Ce duo, c’est donc Aurore et Marine. Ces fameuses « femmes de l’armée ». Delphine et Muriel Coulin les rendent captivantes et font ressortir toute leur beauté. Beauté physique naturelle mais surtout beauté d’âme, par leur force qui se lit dans leurs regards. Les deux réalisatrices ont pour cela tiré le bon lot avec Ariane Labed (elle nous avait déjà envoûté dans Fidelio, l’odyssé d’Alice) et Soko. Les deux actrices sont en parfaite cohésion. Aurore, toujours droite – on retrouve là toute la maîtrise d’Ariane Labed dans la gestion de son corps -, accepte le sas et ce que cela inclut. Dans un besoin évident de se confier et de revenir sur une attaque subit par leur section durant laquelle elle fut blessée. De son côté, Marine est dans le refus et l’opposition mais ne nous cache en rien sa détresse profonde. Soko dévoile magnifiquement tout le mal-être de ce personnage et se met à nue devant la caméra.
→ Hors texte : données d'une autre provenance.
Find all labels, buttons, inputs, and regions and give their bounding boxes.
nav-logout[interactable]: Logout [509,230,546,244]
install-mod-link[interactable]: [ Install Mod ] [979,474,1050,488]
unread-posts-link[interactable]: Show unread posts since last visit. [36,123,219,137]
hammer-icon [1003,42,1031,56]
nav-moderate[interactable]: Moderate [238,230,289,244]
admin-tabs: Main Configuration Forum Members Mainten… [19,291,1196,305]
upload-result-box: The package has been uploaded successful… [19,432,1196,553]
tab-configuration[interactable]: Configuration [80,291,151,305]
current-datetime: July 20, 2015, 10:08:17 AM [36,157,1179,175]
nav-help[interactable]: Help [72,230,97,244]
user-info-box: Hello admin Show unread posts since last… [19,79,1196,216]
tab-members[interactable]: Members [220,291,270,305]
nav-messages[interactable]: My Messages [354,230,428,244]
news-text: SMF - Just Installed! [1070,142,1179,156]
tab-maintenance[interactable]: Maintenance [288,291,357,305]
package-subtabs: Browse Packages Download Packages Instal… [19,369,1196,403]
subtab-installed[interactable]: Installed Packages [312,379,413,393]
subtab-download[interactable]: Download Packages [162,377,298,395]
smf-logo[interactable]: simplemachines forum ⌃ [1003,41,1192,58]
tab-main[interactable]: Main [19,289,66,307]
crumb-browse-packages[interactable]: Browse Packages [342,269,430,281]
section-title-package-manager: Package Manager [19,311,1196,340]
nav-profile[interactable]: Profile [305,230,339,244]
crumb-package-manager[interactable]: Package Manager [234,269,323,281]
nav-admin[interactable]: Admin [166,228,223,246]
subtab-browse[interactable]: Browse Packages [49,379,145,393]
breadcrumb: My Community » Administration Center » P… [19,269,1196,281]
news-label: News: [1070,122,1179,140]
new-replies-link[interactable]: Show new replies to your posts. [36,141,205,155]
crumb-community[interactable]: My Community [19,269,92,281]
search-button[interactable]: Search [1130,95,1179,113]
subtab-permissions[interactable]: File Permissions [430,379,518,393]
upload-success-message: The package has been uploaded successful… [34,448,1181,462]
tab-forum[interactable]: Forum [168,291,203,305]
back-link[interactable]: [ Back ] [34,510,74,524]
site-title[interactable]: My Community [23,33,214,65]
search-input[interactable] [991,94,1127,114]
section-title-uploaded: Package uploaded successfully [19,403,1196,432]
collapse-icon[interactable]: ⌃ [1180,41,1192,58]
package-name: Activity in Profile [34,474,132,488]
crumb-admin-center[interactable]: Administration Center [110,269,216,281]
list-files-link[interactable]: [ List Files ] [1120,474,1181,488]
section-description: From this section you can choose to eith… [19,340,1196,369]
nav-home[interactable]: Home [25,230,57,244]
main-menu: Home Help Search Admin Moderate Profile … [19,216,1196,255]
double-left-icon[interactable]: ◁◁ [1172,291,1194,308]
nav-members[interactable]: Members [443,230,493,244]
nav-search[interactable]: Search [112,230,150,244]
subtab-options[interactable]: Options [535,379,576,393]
VOIR DU PAYS développe ainsi avec finesse leur deux points de vue. Et en suivant Aurore et Marine, le film parvient à nous prendre à la gorge et à nous maintenir dans une forme d’oppression absolument fascinante. Cela jusqu’au dernier plan d’Ariane Labed, en larme mais silencieuse, symbole de ces trois jours aussi éreintant (si ce n’est plus) que les mois de guerre, qui finalement n’aident en rien ces soldats. Mais les maintient bel et bien dans un enfermement physique et psychologique terrible.